This is a guest post from Michael Krigsman of TechRepublic’s sister site ZDNet. You can follow Michael on his ZDNet blog IT Project Failures, or subscribe to the RSS feed.

A Forrester Research blog post pushing virtually all blame for IT failures onto technology buyers caught me by surprise because it doesn’t correspond to real world complexities of why IT projects fail.

The post asserts:

Project failure is rarely the fault of your IT services partner – even if it is, it is your fault for not managing the process effectively and pulling them up before it turns into a failure. The only time when the partner is to blame is when they promise to do something that simply is not possible – and again, they are probably just responding to your impossible requests.

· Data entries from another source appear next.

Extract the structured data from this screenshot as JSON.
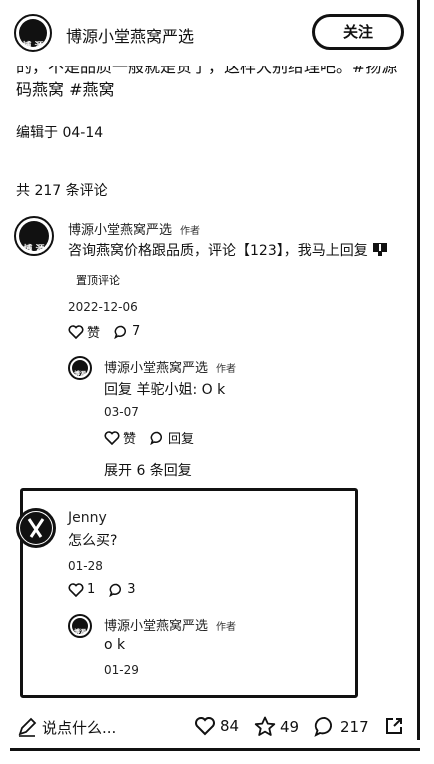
{
  "header": {
    "author_name": "博源小堂燕窝严选",
    "follow_label": "关注"
  },
  "post": {
    "cut_line": "的，不是品质一般就是贵了，这样大别给理吧。#扬源",
    "tags_line": "码燕窝 #燕窝",
    "edited": "编辑于 04-14"
  },
  "comments_count": "共 217 条评论",
  "comment1": {
    "name": "博源小堂燕窝严选",
    "author_tag": "作者",
    "text": "咨询燕窝价格跟品质，评论【123】，我马上回复",
    "pinned_label": "置顶评论",
    "date": "2022-12-06",
    "like_label": "赞",
    "reply_count": "7"
  },
  "reply1": {
    "name": "博源小堂燕窝严选",
    "author_tag": "作者",
    "text": "回复 羊驼小姐: O k",
    "date": "03-07",
    "like_label": "赞",
    "reply_label": "回复"
  },
  "expand_label": "展开 6 条回复",
  "comment2": {
    "name": "Jenny",
    "text": "怎么买?",
    "date": "01-28",
    "like_count": "1",
    "reply_count": "3"
  },
  "reply2": {
    "name": "博源小堂燕窝严选",
    "author_tag": "作者",
    "text": "o k",
    "date": "01-29"
  },
  "bottom_bar": {
    "input_placeholder": "说点什么...",
    "likes": "84",
    "stars": "49",
    "comments": "217"
  }
}
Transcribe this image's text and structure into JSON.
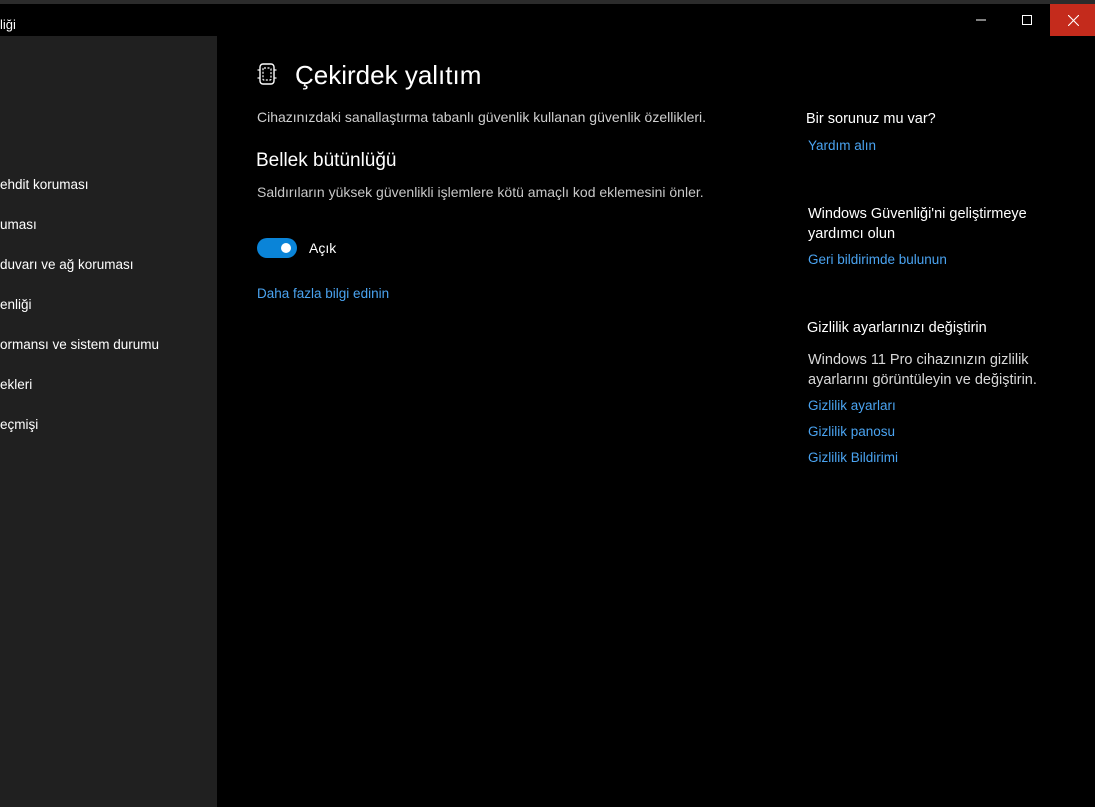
{
  "window": {
    "title": "liği",
    "minimize_icon": "minimize-icon",
    "maximize_icon": "maximize-icon",
    "close_icon": "close-icon",
    "close_color": "#c42b1c"
  },
  "sidebar": {
    "items": [
      {
        "label": "ehdit koruması"
      },
      {
        "label": "uması"
      },
      {
        "label": "duvarı ve ağ koruması"
      },
      {
        "label": "enliği"
      },
      {
        "label": "ormansı ve sistem durumu"
      },
      {
        "label": "ekleri"
      },
      {
        "label": "eçmişi"
      }
    ]
  },
  "main": {
    "icon": "core-isolation-icon",
    "title": "Çekirdek yalıtım",
    "description": "Cihazınızdaki sanallaştırma tabanlı güvenlik kullanan güvenlik özellikleri.",
    "section": {
      "title": "Bellek bütünlüğü",
      "description": "Saldırıların yüksek güvenlikli işlemlere kötü amaçlı kod eklemesini önler.",
      "toggle_state": "on",
      "toggle_label": "Açık",
      "toggle_color": "#0a84d8"
    },
    "learn_more": "Daha fazla bilgi edinin"
  },
  "right_panel": {
    "question": {
      "title": "Bir sorunuz mu var?",
      "link": "Yardım alın"
    },
    "feedback": {
      "title_line1": "Windows Güvenliği'ni geliştirmeye",
      "title_line2": "yardımcı olun",
      "link": "Geri bildirimde bulunun"
    },
    "privacy": {
      "title": "Gizlilik ayarlarınızı değiştirin",
      "text_line1": "Windows 11 Pro cihazınızın gizlilik",
      "text_line2": "ayarlarını görüntüleyin ve değiştirin.",
      "links": [
        "Gizlilik ayarları",
        "Gizlilik panosu",
        "Gizlilik Bildirimi"
      ]
    }
  },
  "colors": {
    "link": "#4aa3f0",
    "sidebar_bg": "#202020",
    "main_bg": "#000000"
  }
}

Such statements reflect a simplistic and inaccurate view of the dynamics driving over-budget, late, and under-performing projects.

The project failures analysis

Service providers play an important role in the enterprise IT ecosystem, providing at least three important benefits to the market:

  • Specialized technical skills
  • Flexible labor supply, which can expand or contract based on customer’s project demand
  • Best practices and experience for executing complex projects

In the best situations, third-party system integrators and consultants bring a large body of knowledge to the customer, which benefits from the provider’s broad experience across multiple engagements. Consulting companies implement technology on a regular basis, making them specialized experts and a great source of detailed implementation knowledge.

However, problems arise when customer and service provider incentives and goals don’t align in important ways.

IT Devil’s Triangle. Virtually all IT projects involve three parties: customer, technology provider, and integrator. Each of these groups has its own independent set of goals, which leads to a series of interlocking, overlapping, and sometimes mutually exclusive agendas. Customers want low prices and top-quality work; consultants seek high margins and large projects; and technology vendors often bow toward system integrators since consultants are a source of vendor deal flow. Understanding why IT projects fail requires analyzing relationships among these three groups.

The best service providers place customer interests first and strive to contain costs. This generates good will, happy clients, and long-term relationships. However, consultants naturally prefer larger projects, which lead to more billable hours and higher profits, sometimes creating a conflict of interest with the client.

Sometimes, consultants are reluctant to push back against poorly considered client requests and actions that create higher billing without adding value to a project. For example, here’s what I wrote about Deloitte Consulting’s role in contributing to the Los Angeles Unified School District’s (LAUSD) problems printing teacher paychecks:

I suspect Deloitte pussy-footed [pushing back against the customer], to avoid pissing off this big client. Deloitte, you’re paid handsomely to get this stuff done and you are now failing. If the LAUSD isn’t supplying information needed to fully configure and test the system (which I strongly suspect is part of the problem), then take stronger steps. If your paychecks were on the line, you’d call the president of the United States, if that’s what it took.

Single-mindedly casting blame toward any one side of the IT Devil’s Triangle is a losing proposition that fails to reflect the deeper causes of failure. Although I respect Forrester and its team of analysts, the post reflects a one-sided view that wrongly pushes blame exclusively to customers.